Hospital de São João, Porto

Os ministros da Saúde e das Finanças assinaram um despacho que autoriza a administração do Hospital São João, no Porto, a lançar concurso para o projeto do novo centro pediátrico.

O Governo autorizou os administradores do Centro Hospitalar Universitário de São João a lançar um concurso para o projeto do novo Centro Pediátrico, que funciona desde 2008 em instalações provisórias.

Adalberto Campos Fernandes e Mário Centeno sublinham, no despacho publicado esta quarta-feira em Diário da República, ser urgente “garantir a melhoria da eficiência e das condições de conforto e privacidade para as crianças e pais“, que há cerca de uma década são atendidos em contentores.

O efeito é imediato, avança o Diário de Notícias. Assim, o Hospital São João pode agora lançar o concurso para “a conceção e projeto para as novas instalações do centro pediátrico”, que incluirá todas as valências, desde a neonatologia à oncologia.

O objetivo é melhorar e aumentar a capacidade da prestação de cuidados, uma situação que tem sido muito criticada nos últimos tempos. O ministro da Saúde teve de vir responder publicamente pela situação, mas o ministro das Finanças ainda não tinha decidido avançar com as obras.

Depois de uma enorme chuva de críticas, o despacho foi aprovado e publicado. O concurso para as obras na oncologia pediátrica poderão ter finalmente um projeto, mas o início das obras ainda não te prazo.

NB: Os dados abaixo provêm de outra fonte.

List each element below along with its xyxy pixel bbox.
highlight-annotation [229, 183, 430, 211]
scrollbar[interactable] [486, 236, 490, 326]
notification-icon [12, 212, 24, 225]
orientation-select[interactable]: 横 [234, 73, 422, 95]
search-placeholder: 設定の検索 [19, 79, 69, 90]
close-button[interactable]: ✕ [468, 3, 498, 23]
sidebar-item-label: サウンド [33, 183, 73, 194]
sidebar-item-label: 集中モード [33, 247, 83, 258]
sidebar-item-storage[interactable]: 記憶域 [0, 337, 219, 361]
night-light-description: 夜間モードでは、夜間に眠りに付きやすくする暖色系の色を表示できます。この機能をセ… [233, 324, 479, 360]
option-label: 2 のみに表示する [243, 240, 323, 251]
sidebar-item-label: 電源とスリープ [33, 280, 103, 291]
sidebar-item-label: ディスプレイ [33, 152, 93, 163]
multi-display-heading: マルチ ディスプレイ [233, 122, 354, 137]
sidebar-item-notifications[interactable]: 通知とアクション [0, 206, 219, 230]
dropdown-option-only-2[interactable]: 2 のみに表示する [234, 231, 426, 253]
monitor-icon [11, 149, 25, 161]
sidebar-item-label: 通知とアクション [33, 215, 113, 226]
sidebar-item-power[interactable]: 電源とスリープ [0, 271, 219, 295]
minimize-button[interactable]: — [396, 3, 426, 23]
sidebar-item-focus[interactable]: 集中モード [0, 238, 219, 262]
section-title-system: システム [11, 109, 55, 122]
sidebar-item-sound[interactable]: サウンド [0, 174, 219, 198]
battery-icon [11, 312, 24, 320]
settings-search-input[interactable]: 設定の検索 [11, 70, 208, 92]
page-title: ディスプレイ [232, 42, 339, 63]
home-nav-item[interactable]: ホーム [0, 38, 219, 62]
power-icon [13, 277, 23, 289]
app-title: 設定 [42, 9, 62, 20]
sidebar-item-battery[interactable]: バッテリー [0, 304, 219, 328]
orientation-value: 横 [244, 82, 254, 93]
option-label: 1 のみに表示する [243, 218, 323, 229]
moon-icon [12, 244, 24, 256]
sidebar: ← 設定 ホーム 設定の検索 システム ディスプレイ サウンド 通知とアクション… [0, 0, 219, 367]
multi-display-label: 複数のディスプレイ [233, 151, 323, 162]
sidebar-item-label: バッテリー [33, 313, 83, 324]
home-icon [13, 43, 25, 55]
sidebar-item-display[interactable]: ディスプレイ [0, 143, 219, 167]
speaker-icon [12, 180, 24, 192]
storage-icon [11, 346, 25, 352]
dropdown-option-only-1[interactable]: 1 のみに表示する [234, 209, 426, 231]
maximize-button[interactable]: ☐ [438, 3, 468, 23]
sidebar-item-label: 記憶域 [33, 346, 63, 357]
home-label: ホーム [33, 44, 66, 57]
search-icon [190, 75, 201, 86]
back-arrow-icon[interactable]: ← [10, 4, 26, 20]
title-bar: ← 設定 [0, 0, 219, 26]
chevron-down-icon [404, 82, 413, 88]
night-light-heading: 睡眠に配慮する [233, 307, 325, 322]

Ainda assim, o primeiro passo já foi dado.

No despacho, o Governo lembra que em junho foram inauguradas as novas instalações do centro ambulatório pediátrico, que já fazem parte da conceção deste novo centro, e que integram o hospital de dia de oncologia pediátrica e a consulta externa do serviço de pediatria.

Além disso, o Governo adianta que as obras já realizadas representam um esforço financeiro de dez milhões de euros, não referindo a verbo que será disponibilizada para o resto do projeto.

O “Lugar para o Joãozinho” é, segundo o Observador, um projeto ambicioso que chegou a prever a construção de cinco pisos com mais de 10 mil metros quadrados, uma zona de lazer e uma escola para as crianças e jovens doentes. Há 10 anos, as crianças internadas foram colocadas em contentores para as obras avançarem, mas tal não aconteceu.